4 Alzo hebben hun erfdeel bekomen de kinderen van Jozef, Manasse en Efraim.
This did the children of Joseph, Menasseh and Ephraim, take as their inheritance.
5 De landpale nu der kinderen van Efraim, naar hun huisgezinnen, is deze: te weten, de landpale huns erfdeels was oostwaarts Atroth-Addar tot aan het bovenste Beth-Horon.
And [this] was the boundary of the children of Ephraim according to their families; and the boundary of their inheritance on the east side was 'Atroth-addar, up to Beth-choron the upper;
6 En deze landpale gaat uit tegen het westen bij Michmetath, van het noorden, en deze landpale keert zich om tegen het oosten naar Thaanath-Silo, en gaat door dezelve van het oosten naar Janoah;
And the boundary went out toward the sea to Michmethath on the north; and the boundary fetched a compass eastward unto Taanathshiloh, and passed by it on the east to Yanochah;
7 En komt af van Janoah naar Ataroth en Naharoth, en stoot aan Jericho, en gaat uit aan de Jordaan.
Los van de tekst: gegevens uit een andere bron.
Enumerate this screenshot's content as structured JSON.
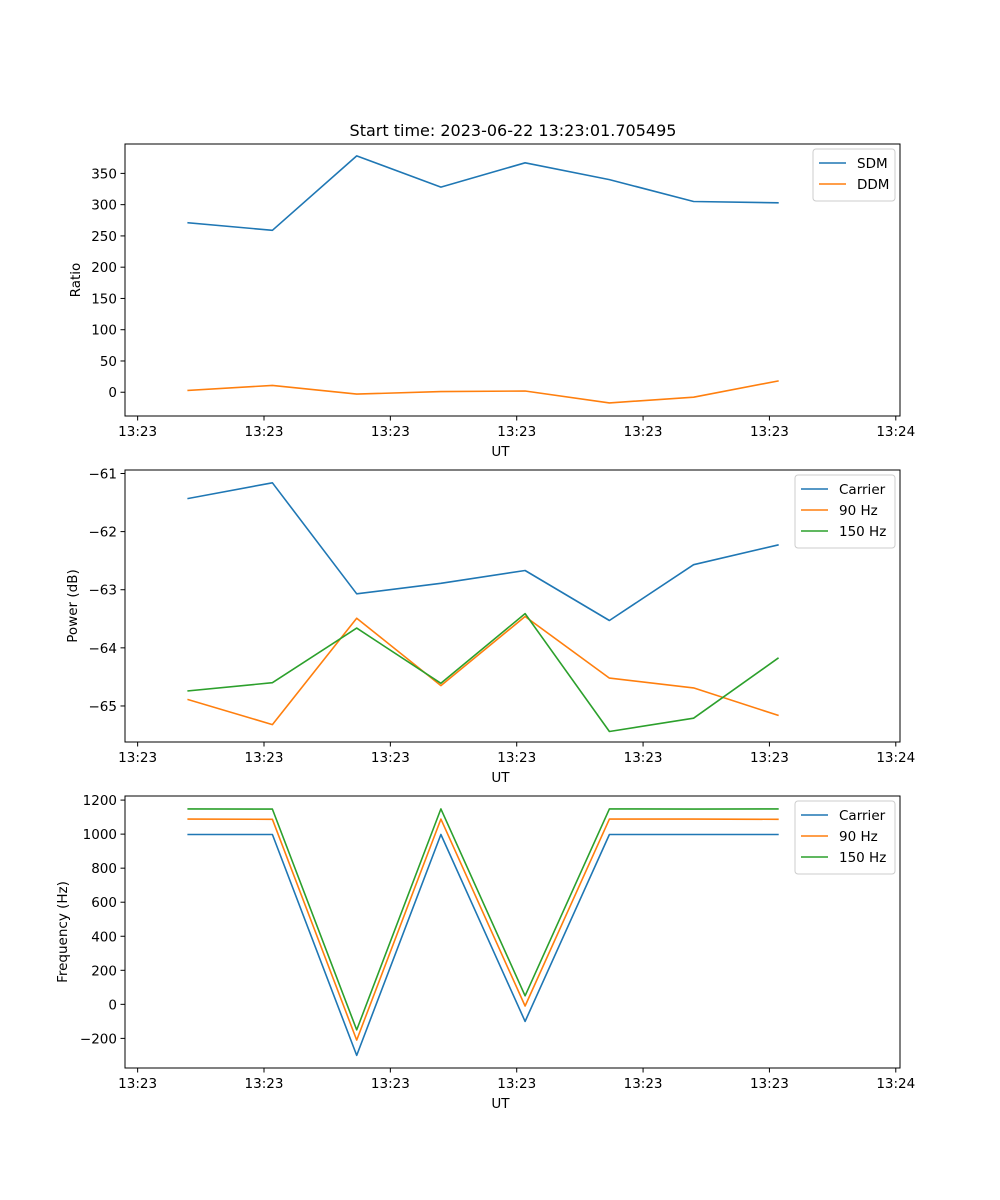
{
  "figure_title": "Start time: 2023-06-22 13:23:01.705495",
  "colors": {
    "blue": "#1f77b4",
    "orange": "#ff7f0e",
    "green": "#2ca02c"
  },
  "chart_data": [
    {
      "type": "line",
      "title": "Start time: 2023-06-22 13:23:01.705495",
      "xlabel": "UT",
      "ylabel": "Ratio",
      "x": [
        1,
        2,
        3,
        4,
        5,
        6,
        7,
        8
      ],
      "xlim": [
        0.25,
        9.45
      ],
      "x_ticks": [
        0.4,
        1.9,
        3.4,
        4.9,
        6.4,
        7.9,
        9.4
      ],
      "x_tick_labels": [
        "13:23",
        "13:23",
        "13:23",
        "13:23",
        "13:23",
        "13:23",
        "13:24"
      ],
      "ylim": [
        -38,
        397
      ],
      "y_ticks": [
        0,
        50,
        100,
        150,
        200,
        250,
        300,
        350
      ],
      "y_tick_labels": [
        "0",
        "50",
        "100",
        "150",
        "200",
        "250",
        "300",
        "350"
      ],
      "legend": "top-right",
      "series": [
        {
          "name": "SDM",
          "color": "#1f77b4",
          "values": [
            271,
            259,
            378,
            328,
            367,
            340,
            305,
            303
          ]
        },
        {
          "name": "DDM",
          "color": "#ff7f0e",
          "values": [
            3,
            11,
            -3,
            1,
            2,
            -17,
            -8,
            18
          ]
        }
      ]
    },
    {
      "type": "line",
      "title": "",
      "xlabel": "UT",
      "ylabel": "Power (dB)",
      "x": [
        1,
        2,
        3,
        4,
        5,
        6,
        7,
        8
      ],
      "xlim": [
        0.25,
        9.45
      ],
      "x_ticks": [
        0.4,
        1.9,
        3.4,
        4.9,
        6.4,
        7.9,
        9.4
      ],
      "x_tick_labels": [
        "13:23",
        "13:23",
        "13:23",
        "13:23",
        "13:23",
        "13:23",
        "13:24"
      ],
      "ylim": [
        -65.62,
        -60.94
      ],
      "y_ticks": [
        -65,
        -64,
        -63,
        -62,
        -61
      ],
      "y_tick_labels": [
        "−65",
        "−64",
        "−63",
        "−62",
        "−61"
      ],
      "legend": "top-right",
      "series": [
        {
          "name": "Carrier",
          "color": "#1f77b4",
          "values": [
            -61.43,
            -61.16,
            -63.07,
            -62.89,
            -62.67,
            -63.53,
            -62.57,
            -62.23
          ]
        },
        {
          "name": "90 Hz",
          "color": "#ff7f0e",
          "values": [
            -64.89,
            -65.32,
            -63.49,
            -64.65,
            -63.46,
            -64.52,
            -64.69,
            -65.16
          ]
        },
        {
          "name": "150 Hz",
          "color": "#2ca02c",
          "values": [
            -64.74,
            -64.6,
            -63.66,
            -64.61,
            -63.41,
            -65.44,
            -65.21,
            -64.18
          ]
        }
      ]
    },
    {
      "type": "line",
      "title": "",
      "xlabel": "UT",
      "ylabel": "Frequency (Hz)",
      "x": [
        1,
        2,
        3,
        4,
        5,
        6,
        7,
        8
      ],
      "xlim": [
        0.25,
        9.45
      ],
      "x_ticks": [
        0.4,
        1.9,
        3.4,
        4.9,
        6.4,
        7.9,
        9.4
      ],
      "x_tick_labels": [
        "13:23",
        "13:23",
        "13:23",
        "13:23",
        "13:23",
        "13:23",
        "13:24"
      ],
      "ylim": [
        -374,
        1224
      ],
      "y_ticks": [
        -200,
        0,
        200,
        400,
        600,
        800,
        1000,
        1200
      ],
      "y_tick_labels": [
        "−200",
        "0",
        "200",
        "400",
        "600",
        "800",
        "1000",
        "1200"
      ],
      "legend": "top-right",
      "series": [
        {
          "name": "Carrier",
          "color": "#1f77b4",
          "values": [
            998,
            998,
            -300,
            998,
            -100,
            998,
            998,
            998
          ]
        },
        {
          "name": "90 Hz",
          "color": "#ff7f0e",
          "values": [
            1088,
            1087,
            -210,
            1088,
            -10,
            1088,
            1088,
            1087
          ]
        },
        {
          "name": "150 Hz",
          "color": "#2ca02c",
          "values": [
            1148,
            1147,
            -150,
            1148,
            50,
            1148,
            1147,
            1148
          ]
        }
      ]
    }
  ]
}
And it went down from Yanochah to 'Ataroth, and to Na'arath, and touched on Jericho, and went out at the Jordan.
8 Van Tappuah gaat deze landpale westwaarts naar de beek Kana, en haar uitgangen zijn aan de zee. Dit is het erfdeel van den stam der kinderen van Efraim, naar hun huisgezinnen.
From Tappuach westward the border went out unto the brook Kanah; and its terminations were toward the sea. This is the inheritance of the tribe of the children of Ephraim after their families;
9 En de steden, die afgezonderd waren voor de kinderen van Efraim, waren in het midden van het erfdeel der kinderen van Manasse, al die steden en haar dorpen.
And [in addition to this] the cities which were separated for the children of Ephraim in the midst of the inheritance of the children of Menasseh, all the cities with their villages.
10 En zij verdreven de Kanaanieten niet, die te Gezer woonden; alzo woonden die Kanaanieten in het midden der Efraimieten tot op dezen dag; maar zij waren onder schatting dienende.
And they drove not out the Canaanites that dwelt in Gezer; but the Canaanites dwelt among the Ephraimites until this day, and became tributary servants.